Em caso de não ser homologado o acordo de não-persecução penal, a confissão deve ser desconsiderada e os elementos de prova fornecidos pelo investigado deverão ser a ele restituídos
O Conselho Nacional do Ministério Público (CNMP) editou a Resolução 181/2017 a fim de trazer nova regulamentação a respeito do procedimento administrativo criminal a cargo do Parquet, tendo ainda criado o denominado “acordo de não-persecução penal” (ANPP). Em 2018, por meio da Resolução 183, o Conselho aperfeiçoou esse novo instituto, trazendo, dentre outras coisas, a necessidade de que o acordo seja homologado pelo juiz competente.

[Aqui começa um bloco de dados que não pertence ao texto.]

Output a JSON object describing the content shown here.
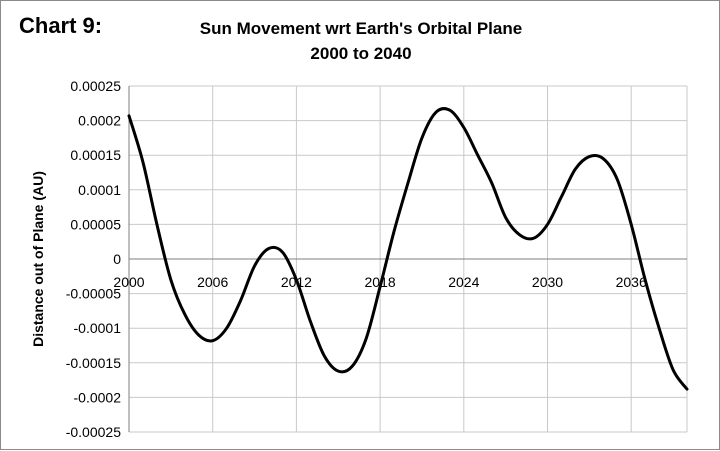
{
  "chart_label": "Chart 9:",
  "chart_data": {
    "type": "line",
    "title": [
      "Sun Movement wrt Earth's Orbital Plane",
      "2000 to 2040"
    ],
    "xlabel": "",
    "ylabel": "Distance out of Plane (AU)",
    "xlim": [
      2000,
      2040
    ],
    "ylim": [
      -0.00025,
      0.00025
    ],
    "x_ticks": [
      2000,
      2006,
      2012,
      2018,
      2024,
      2030,
      2036
    ],
    "x_tick_labels": [
      "2000",
      "2006",
      "2012",
      "2018",
      "2024",
      "2030",
      "2036"
    ],
    "y_ticks": [
      0.00025,
      0.0002,
      0.00015,
      0.0001,
      5e-05,
      0,
      -5e-05,
      -0.0001,
      -0.00015,
      -0.0002,
      -0.00025
    ],
    "y_tick_labels": [
      "0.00025",
      "0.0002",
      "0.00015",
      "0.0001",
      "0.00005",
      "0",
      "-0.00005",
      "-0.0001",
      "-0.00015",
      "-0.0002",
      "-0.00025"
    ],
    "grid": true,
    "series": [
      {
        "name": "Sun Movement",
        "color": "#000000",
        "x": [
          2000,
          2001,
          2002,
          2003,
          2004,
          2005,
          2006,
          2007,
          2008,
          2009,
          2010,
          2011,
          2012,
          2013,
          2014,
          2015,
          2016,
          2017,
          2018,
          2019,
          2020,
          2021,
          2022,
          2023,
          2024,
          2025,
          2026,
          2027,
          2028,
          2029,
          2030,
          2031,
          2032,
          2033,
          2034,
          2035,
          2036,
          2037,
          2038,
          2039,
          2040
        ],
        "y": [
          0.000207,
          0.00014,
          5e-05,
          -3e-05,
          -8e-05,
          -0.00011,
          -0.000118,
          -0.0001,
          -6e-05,
          -1e-05,
          1.5e-05,
          1e-05,
          -3e-05,
          -9e-05,
          -0.00014,
          -0.000162,
          -0.000155,
          -0.000115,
          -4e-05,
          4e-05,
          0.00011,
          0.000175,
          0.000212,
          0.000215,
          0.00019,
          0.00015,
          0.00011,
          6e-05,
          3.5e-05,
          3e-05,
          5e-05,
          9e-05,
          0.00013,
          0.000148,
          0.000145,
          0.000115,
          5e-05,
          -3e-05,
          -0.0001,
          -0.00016,
          -0.000188
        ]
      }
    ]
  }
}
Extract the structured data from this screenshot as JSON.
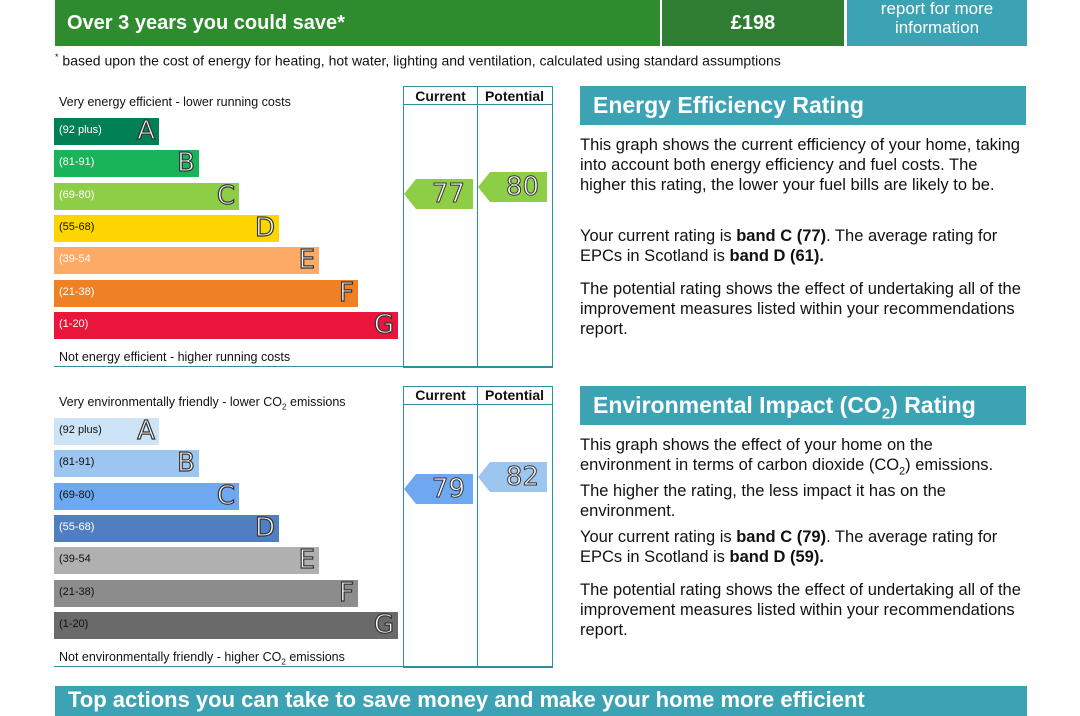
{
  "savings": {
    "label": "Over 3 years you could save*",
    "value": "£198",
    "link_line1": "report for more",
    "link_line2": "information",
    "footnote_star": "*",
    "footnote_text": "based upon the cost of energy for heating, hot water, lighting and ventilation, calculated using standard assumptions"
  },
  "energy_chart": {
    "top_label": "Very energy efficient - lower running costs",
    "bottom_label": "Not energy efficient - higher running costs",
    "col_current": "Current",
    "col_potential": "Potential",
    "bands": [
      {
        "range": "(92 plus)",
        "letter": "A",
        "color": "#008054"
      },
      {
        "range": "(81-91)",
        "letter": "B",
        "color": "#19b459"
      },
      {
        "range": "(69-80)",
        "letter": "C",
        "color": "#8dce46"
      },
      {
        "range": "(55-68)",
        "letter": "D",
        "color": "#ffd500"
      },
      {
        "range": "(39-54",
        "letter": "E",
        "color": "#fcaa65"
      },
      {
        "range": "(21-38)",
        "letter": "F",
        "color": "#ef8023"
      },
      {
        "range": "(1-20)",
        "letter": "G",
        "color": "#e9153b"
      }
    ],
    "current": {
      "value": "77",
      "band": "C",
      "color": "#8dce46"
    },
    "potential": {
      "value": "80",
      "band": "C",
      "color": "#8dce46"
    }
  },
  "co2_chart": {
    "top_label_pre": "Very environmentally friendly - lower CO",
    "top_label_sub": "2",
    "top_label_post": " emissions",
    "bottom_label_pre": "Not environmentally friendly - higher CO",
    "bottom_label_sub": "2",
    "bottom_label_post": " emissions",
    "col_current": "Current",
    "col_potential": "Potential",
    "bands": [
      {
        "range": "(92 plus)",
        "letter": "A",
        "color": "#cde4f6"
      },
      {
        "range": "(81-91)",
        "letter": "B",
        "color": "#9cc5ef"
      },
      {
        "range": "(69-80)",
        "letter": "C",
        "color": "#6da8f0"
      },
      {
        "range": "(55-68)",
        "letter": "D",
        "color": "#4f7fc0"
      },
      {
        "range": "(39-54",
        "letter": "E",
        "color": "#b0b0b0"
      },
      {
        "range": "(21-38)",
        "letter": "F",
        "color": "#8c8c8c"
      },
      {
        "range": "(1-20)",
        "letter": "G",
        "color": "#6a6a6a"
      }
    ],
    "current": {
      "value": "79",
      "band": "C",
      "color": "#6da8f0"
    },
    "potential": {
      "value": "82",
      "band": "B",
      "color": "#9cc5ef"
    }
  },
  "energy_section": {
    "title": "Energy Efficiency Rating",
    "p1": "This graph shows the current efficiency of your home, taking into account both energy efficiency and fuel costs. The higher this rating, the lower your fuel bills are likely to be.",
    "p2_pre": "Your current rating is ",
    "p2_b1": "band C (77)",
    "p2_mid": ". The average rating for EPCs in Scotland is ",
    "p2_b2": "band D (61).",
    "p3": "The potential rating shows the effect of undertaking all of the improvement measures listed within your recommendations report."
  },
  "co2_section": {
    "title_pre": "Environmental Impact (CO",
    "title_sub": "2",
    "title_post": ") Rating",
    "p1_pre": "This graph shows the effect of your home on the environment in terms of carbon dioxide (CO",
    "p1_sub": "2",
    "p1_post": ") emissions. The higher the rating, the less impact it has on the environment.",
    "p2_pre": "Your current rating is ",
    "p2_b1": "band C (79)",
    "p2_mid": ". The average rating for EPCs in Scotland is ",
    "p2_b2": "band D (59).",
    "p3": "The potential rating shows the effect of undertaking all of the improvement measures listed within your recommendations report."
  },
  "bottom_bar": {
    "title": "Top actions you can take to save money and make your home more efficient"
  }
}
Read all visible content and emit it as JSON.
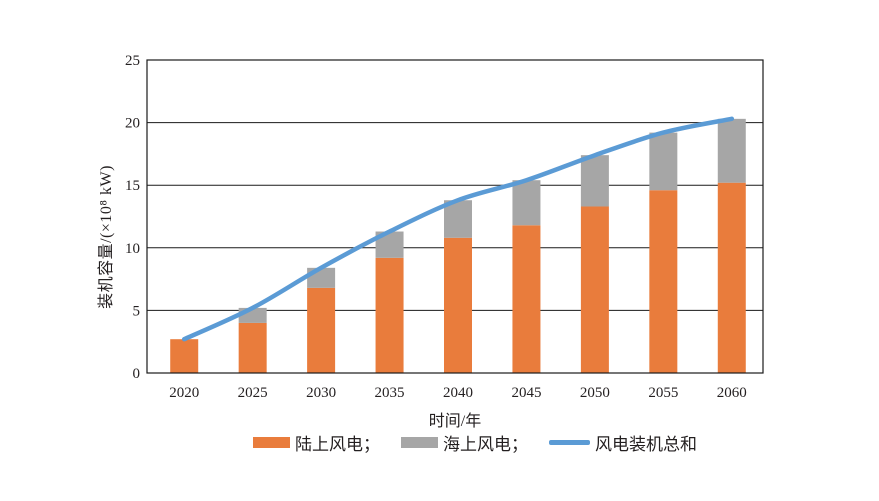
{
  "chart_data": {
    "type": "bar",
    "subtype": "stacked-bars-with-line-overlay",
    "title": "",
    "categories": [
      "2020",
      "2025",
      "2030",
      "2035",
      "2040",
      "2045",
      "2050",
      "2055",
      "2060"
    ],
    "series": [
      {
        "name": "陆上风电",
        "type": "bar",
        "stack": "wind",
        "color": "#E97C3C",
        "values": [
          2.7,
          4.0,
          6.8,
          9.2,
          10.8,
          11.8,
          13.3,
          14.6,
          15.2
        ]
      },
      {
        "name": "海上风电",
        "type": "bar",
        "stack": "wind",
        "color": "#A6A6A6",
        "values": [
          0,
          1.2,
          1.6,
          2.1,
          3.0,
          3.6,
          4.1,
          4.6,
          5.1
        ]
      },
      {
        "name": "风电装机总和",
        "type": "line",
        "color": "#5B9BD5",
        "values": [
          2.7,
          5.2,
          8.4,
          11.3,
          13.8,
          15.4,
          17.4,
          19.2,
          20.3
        ]
      }
    ],
    "xlabel": "时间/年",
    "ylabel": "装机容量/(×10⁸ kW)",
    "ylim": [
      0,
      25
    ],
    "ytick_step": 5,
    "yticks": [
      "0",
      "5",
      "10",
      "15",
      "20",
      "25"
    ],
    "grid": "horizontal",
    "plot_border": true,
    "legend_position": "bottom"
  },
  "legend": {
    "items": [
      {
        "label": "陆上风电；",
        "swatch": "bar",
        "color": "#E97C3C"
      },
      {
        "label": "海上风电；",
        "swatch": "bar",
        "color": "#A6A6A6"
      },
      {
        "label": "风电装机总和",
        "swatch": "line",
        "color": "#5B9BD5"
      }
    ]
  },
  "colors": {
    "onshore_bar": "#E97C3C",
    "offshore_bar": "#A6A6A6",
    "total_line": "#5B9BD5",
    "axis": "#1a1a1a",
    "text": "#231f20",
    "background": "#ffffff"
  }
}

Assim, dá-se o funcionamento do ANPP da seguinte maneira: quando cabível, presentes os pressupostos legais – dentre os quais está a confissão formal e circunstanciada por parte do imputado – o membro do MP poderá propor ao investigado, devidamente assistido por defensor, o acordo de não-persecução, impondo-lhe algumas condições; aceito o acordo, deverá ser homologado pelo juiz; uma vez homologado e cumpridas as condições, o membro do MP deverá requerer o arquivamento do inquérito policial ou procedimento investigatório; descumpridas, deverá ser oferecida denúncia.
E se o juiz entender não ser o caso de homologação? Deverá proceder na forma do art. 28 do CPP, cabendo ao Procurador-Geral: a) manter o acordo, o que vinculará todos os membros da instituição; b) reformular os termos do acordo, que deverá ser novamente submetido à apreciação do investigado; c) complementar as investigações ou designar outro membro do Parquet para complementá-la; ou d) oferecer denúncia ou designar outro membro para oferecê-la. Esta última hipótese é a que nos interessa aqui.
Concluindo o Procurador-Geral ser caso de oferecimento de denúncia, estará dizendo que não era hipótese de ANPP, ou seja, que não estavam presentes seus pressupostos.
Porém, surge um problema não regulado pela Resolução 181/2018: o que fazer com a confissão formalmente apresentada pelo investigado – agora, denunciado – e com os elementos de prova eventualmente por ele apresentados ao MP?
Recentemente, o Promotor de Justiça de Presidente Prudente-SP, Dr. André Luis Felicio, celebrou ANPP contendo uma cláusula muito interessante: em caso de não homologação do acordo, deverá ser desconsiderada a confissão e restituídos os elementos de prova ao investigado.
Tal solução nos parece muito correta, pois prestigia a boa-fé processual e impede alegações de vício da fase inquisitorial, o que pode trazer até mesmo a nulidade dos atos processuais posteriormente realizados.
Com efeito, o ANPP, como qualquer outro acordo, é um ato bilateral. O investigado confessa formal e circunstanciadamente o crime – podendo, assim, fornecer elementos de prova contra si mesmo – exatamente porque espera, com isso, evitar o processo criminal que parece certo. Por meio do acordo, ele confessa o envolvimento com o delito e se obriga a cumprir algumas condições, mas tudo isso em troca de não ser processado, de ser arquivado o procedimento investigatório.
Ora, se não era hipótese de ANPP – pois é o próprio MP, por intermédio do Procurador-Geral, a reconhecer essa situação jurídica –, não poderiam os elementos de prova que o investigado forneceu como parte do acordo ser mantidos nos autos da investigação. Seria verdadeira afronta à boa-fé processual.
Ademais, pode o investigado alegar que foi ludibriado pelo MP, que lhe propôs um acordo impossível de ser celebrado. É dizer: os elementos de prova contra o investigado teriam sido obtidos de modo ilegítimo, abrindo caminho para a incidência do art. 157 do CPP e, caso a decisão de recebimento da denúncia tiver feito menção a tais elementos, poderá até mesmo ser anulada, assim como todos os atos processuais posteriores. A depender do momento em que declarada a nulidade, a prescrição passará a ser uma possibilidade quase certa.
Portanto, a melhor solução é realmente esta: não homologado o acordo e sendo tal entendimento confirmado pelo Procurador-Geral, deverá a confissão ser excluída dos autos e os elementos de prova eventualmente fornecidos pelo investigado deverão ser-lhe restituídos.